I like the concept of rescinding citizenship for naturalized citizens, but I would also add that in the al Awlaki matter, it couldn't be any closer to treason.

AndrewPrice said...

Lawhawk, I don't think Holder would prosecute them if they were caught with plan to blow up the entire east coast.

I think the problem with "assault" is that it's not sexy. Prosecutors make their names by convicting people for racketeering, murder, rape. . . and that's about it. They think the public doesn't care about the rest.

I like the treason idea.

Writer X said...

I'm still trying to get over the shock of the LA Times allowing such an editorial. They must be desperate for new subscribers?

Given that we have a Justice Department that cares more about the daily ice cream servings for terrorists, do you think this legislation has legs?

Unknown said...

Andrew: And on TV cop/lawyer shows, they constantly say "assault" when they mean battery or assault and battery, which only adds to the confusion.

The recent testimony before the Judiciary Committee and the Voting Rights/Civil Rights Commission gives us a pretty good idea of what kind of "crime" Holder intends to prosecute.

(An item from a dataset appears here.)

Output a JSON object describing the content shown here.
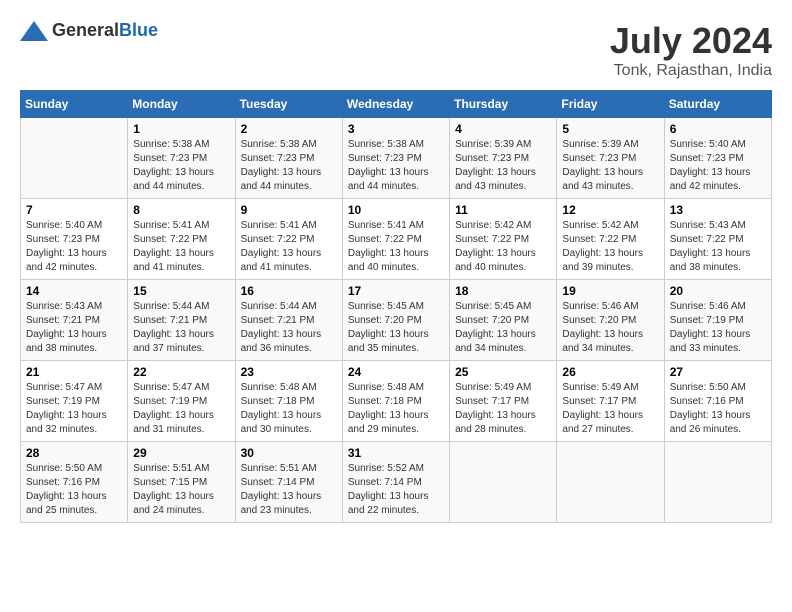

I don't think Holder would prosecute Islamic terrorists if they did blow up the entire east coast. He would undoubtedly be visiting his friends in Chicago at the time of the attack.

Unknown said...

WriterX: If the legislation has any possibilities, it will not happen during a Democratic Congress, and I wouldn't be surprised to see Obama veto any such Republican bill citing the First Amendment (we all know what a great Constitutional scholar professor Obama is, and if you don't know, he'll be glad to tell you).